Over the last decade, machine learning has achieved truly impressive results in fields such as optical character recognition, image labeling, and speech recognition. Advancements in hardware and rapidly growing datasets have been instrumental in this progress, as has the presence of public, open-source, benchmark datasets to track advancements in the field. Although there is no shortage of data in security, many applications of machine learning in the security industry lack similar benchmark datasets because of the presence of personally identifiable information, sensitive network infrastructure information, or private intellectual property.
Today, Endgame is releasing ember to address this lack of open-source datasets in the domain of static malware detection. Ember (Endgame Malware BEnchmark for Research) is an open source collection of 1.1 million portable executable file (PE file) sha256 hashes that were scanned by VirusTotal sometime in 2017. The dataset includes metadata, derived features from the PE files, and a benchmark model trained on those features. Importantly, ember does NOT include the files themselves so that we can avoid releasing others’ intellectual property. With this dataset, researchers can now quantify the effectiveness of new machine learning techniques against a well defined and openly available benchmark.
The 1.1 million samples include 900K training samples (300K malicious, 300K benign, 300K unlabeled) and 200K test samples (100K malicious, 100K benign). Each sample includes the sha256 hash of the file, the month the files was first seen, a label, and features derived from the file. A date histogram in figure 1 graphs the training data compared to the test data. Including the date with each file and structuring the train/test split this way is important because of the evolving and adversarial nature of the static malware detection problem. Defenders must train a model at some point in time with all available information, but the goal is to best identify benign and malicious files that have not been seen yet. On top of that challenge, attackers are actively searching for samples that fool your model.
Figure 1: Distribution of dates that ember files were first seen
Along with the data, we are releasing a repository on GitHub that makes it very easy to work with the data. The ember repository defines the software environment that the benchmark model was trained in and allows anyone to reproducibly train it themselves. A Jupyter notebook is also provided that generates graphics and performance information related to the benchmark model. The process of how the derived features are calculated from the PE files is explicitly defined in code. With this, anyone can download the benchmark model and then use the repository to classify new PE files.
The benchmark ember model is a gradient boosted decision tree (GBDT) trained with LightGBM with default model parameters.
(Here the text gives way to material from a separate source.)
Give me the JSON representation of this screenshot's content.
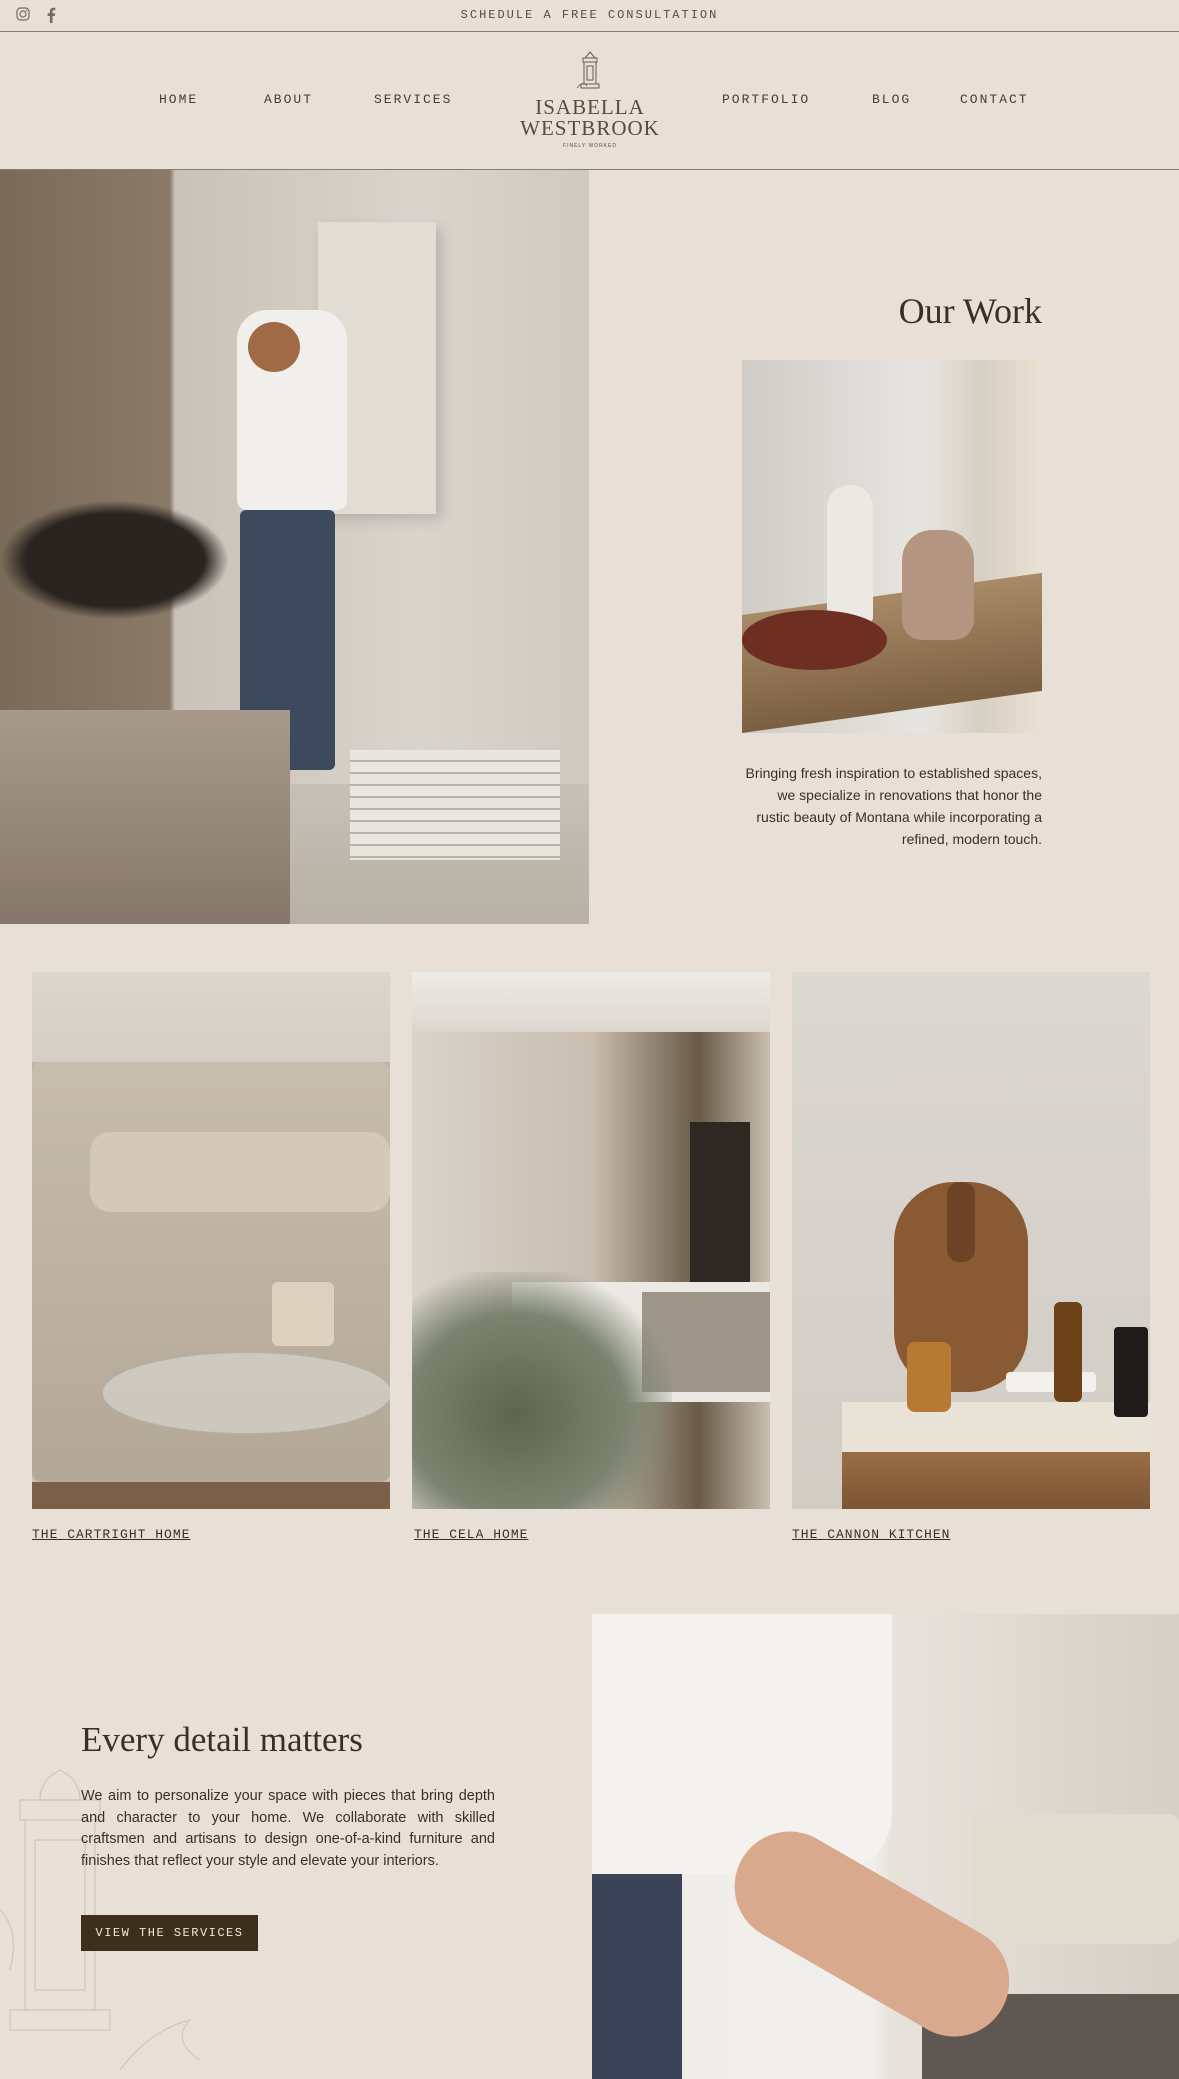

The performance of this model on the test set is shown in figure 2. The area under the ROC curve is a good method for comparing binary classifiers and the ember benchmark model achieves a score of 0.9991123 on the test set. There are many easy ways to improve this score with the same GBDT algorithm including optimizing model parameters, running feature selection, or engineering better features. As feature-less deep learning techniques work to match the performance of GBDTs in the domain of static malware classification, ember can provide a benchmark that measures their progress towards that goal.
Figure 2: Ember model scores on the test set files
Spurring Future Research
Despite this ease of use, we have to advise against using the ember model as your antivirus engine. This is a research model and not a production model like Endgame MalwareScore®. The ember model is not optimized, it is not constantly updated with new data, and performs worse than most production systems available. The purpose of the ember model is to provide comparison performance data and a jumping off point for future research. With the data it provides, researchers can demonstrate the benefits of feature selection, model parameter optimization, feature engineering, and semi-supervised learning in classifying the test set. Other institutions which have independent access to the files themselves can also demonstrate the benefits of new and improved features or featureless neural network based models. Last year at BlackHat, we talked about how machine learning could aid attackers in bypassing antivirus engines. This benchmark model can provide a good target for future research in that field.